First the sourcecode for the release from https://github.com/netarchivesuite/webdanica/releases
unzip the source code. This will produce a webdanica-$RELEASE
folder (e.g. webdanica-1.2.0), and we want the webdanica-$RELEASE/workflow-template folder.
If you want instead to download the current source from github, use the extractFromGithub.sh
command in the tools folder.
bash extractFromGithub.sh 1.X
This will download a zipfile of the 1.X branch from github and unpack it in the folder 1.X-DD-MM-YYYY/webdanica-1.X Where DD-MM-YY represents the current date.
Now copy the workflow-template folder to $WORKFLOW_USER_HOME/automatic-workflow (e.g. /home/test), and change the owner of the files to the user running the automatic workflow. We have this template, because you can also use the same template-folder to install a manual workflow, manual-workflow. We recommend two separate workflows, even though it is not required.
Download the webdanica-webapp-war-$RELEASE.war from the release page, and unzip it e.g.

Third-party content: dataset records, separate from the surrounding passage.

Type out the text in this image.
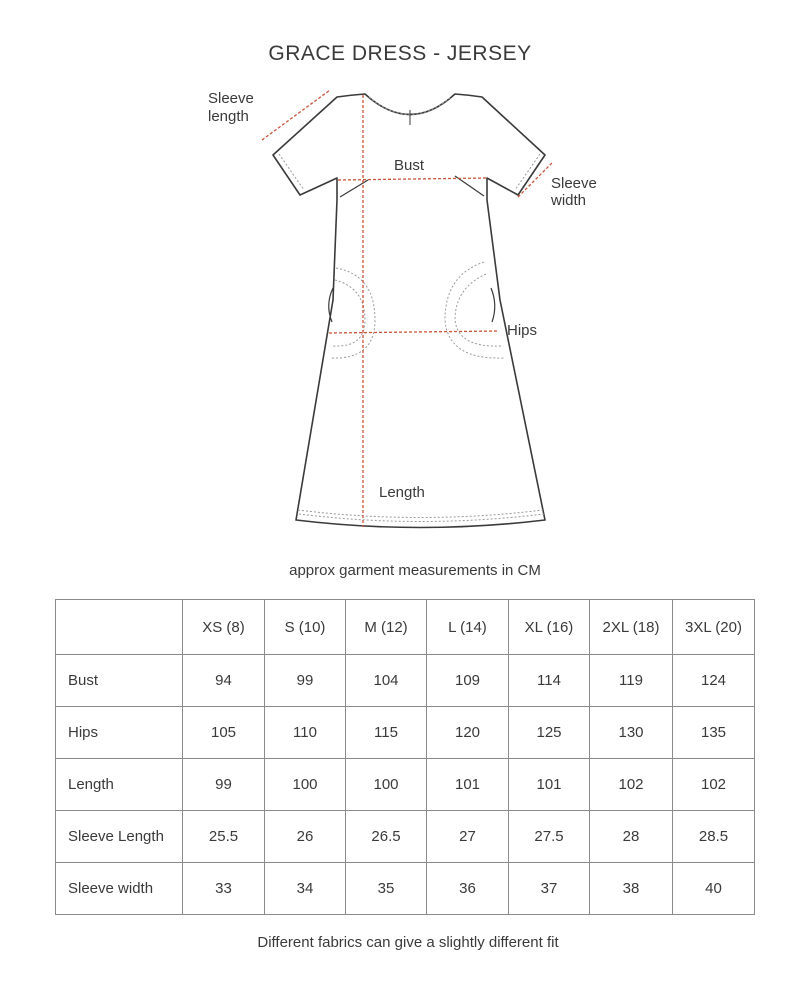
GRACE DRESS - JERSEY
Sleeve
length
Sleeve
width
Bust
Hips
Length
approx garment measurements in CM
	XS (8)	S (10)	M (12)	L (14)	XL (16)	2XL (18)	3XL (20)
Bust	94	99	104	109	114	119	124
Hips	105	110	115	120	125	130	135
Length	99	100	100	101	101	102	102
Sleeve Length	25.5	26	26.5	27	27.5	28	28.5
Sleeve width	33	34	35	36	37	38	40
Different fabrics can give a slightly different fit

unzip webdanica-webapp-war-$RELEASE.war -d $RELEASE.war
cp -av $RELEASE.war/WEB-INF/lib WORKFLOW_USER_HOME/automatic-workflow/
Remove the logback-classic-1.0.13.jar from WORKFLOW_USER_HOME/automatic-workflow/lib otherwise you will get a cron-mail from the webdanica-analysis-cron.sh below, even if there is no harvestlogs to process with this content:
SLF4J: Class path contains multiple SLF4J bindings.
SLF4J: Found binding in [jar:file:/disk2/test/automatic-workflow/lib/slf4j-log4j12-1.7.12.jar!/org/slf4j/impl/StaticLoggerBinder.class]
SLF4J: Found binding in [jar:file:/disk2/test/automatic-workflow/lib/logback-classic-1.0.13.jar!/org/slf4j/impl/StaticLoggerBinder.class]
SLF4J: See http://www.slf4j.org/codes.html#multiple_bindings for an explanation.
SLF4J: Actual binding is of type [org.slf4j.impl.Log4jLoggerFactory]
Correct the automatic-workflow/setenv.sh to match your setup. If the information in setenv.sh is wrong, the scripts will fail with an explanation about what is wrong. Furthermore, you should verify, that the webdanica-core jarfile REGISTER'ed in workflow-template/conf/.pigbootup matches the WEBDANICA_VERSION in the setenv.sh (e.g. if the WEBDANICA_VERSION is 2.0, lib/webdanica-core-2.0.jar should be REGISTER'ed in automatic-workflow/conf/.pigbootup and/or manual-workflow/conf/.pigbootup).
Copy the scripts/cronjobs folder to the $WORKFLOW_USER_HOME
Before inserting/updating the crontab for the user running the automatic workflow, do the following checks:
- Check that the NAS_INSTALL value in cleanup_oldjobs.sh is correct
- Check that the CRONDIR in the crontab refers to an existing directory
- Check that the host argument to check_apps_alive.sh is the correct host.
- Check that the mails of the user running the crontab (e.g. test) should be forwarded to the adminstrators of the webdanica system. This is most easily done by making an alias for the user in /etc/aliases ( remember to renew the aliases.db by running the /usr/bin/newaliases as root ).
In our staging webdanica-analysis-cron.sh is currently run every 2 hours: this is done with this cron-statement:
0 */2 * * * bash /home/test/automatic-workflow/webdanica-analysis-cron.sh 2>&1 | tee -a $CRONDIR/webdanica-analysis-cron.sh.log
The cleanup_oldjobs.sh (found in the cronjobs folder) removes the Heritrix3 libraries from oldjobs, and is currently run every 6 hours. This is declared with this cron-statement:
0 */6 * * * bash /home/test/cronjobs/cleanup_oldjobs.sh 2>&1 | tee -a $CRONDIR/cleanup_oldjobs.sh.sh.log
Finally, the check_apps_alive.sh is run once every hour, and checks if the tomcat application and netarchivesuite is alive and well.
This gives us a crontab looking like this:
CRONDIR=/home/test/cronlogs
## Run the webdanica-analysis-program every 2 hours
0 */2 * * * bash /home/webdanica/automatic-workflow/webdanica-analysis-cron.sh 2>&1 | tee -a $CRONDIR/webdanica-analysis-cron.sh.log
## Cleanup oldjobs every 6 hours
0 */6 * * * bash /home/webdanica/cronjobs/cleanup_oldjobs.sh 2>&1 | tee -a $CRONDIR/cleanup_oldjobs.sh.log
## restart netarchivesuite once a week (every monday at 02.00 AM) - disabled by default: only enable it in case of memory-leaks in Netarchivesuite
#0 2 * * 1 cd /home/webdanica/WEBDANICA/conf ; ./restart.sh 2>&1 | tee -a /home/webdanica/WEBDANICA/restart.log
## Check if apps alive tr (e.g. replace http://kb-test-webdanica-001.kb.dk with the correct host)
0 * * * * bash /home/webdanica/cronjobs/check_apps_alive.sh http://kb-test-webdanica-001.kb.dk 2>&1 | tee -a $CRONDIR/check_apps_alive.log
Disabling some or all scripts in the crontab is most easily done by running crontab -e and then writing '#' as the first character of the line and then saving the crontab.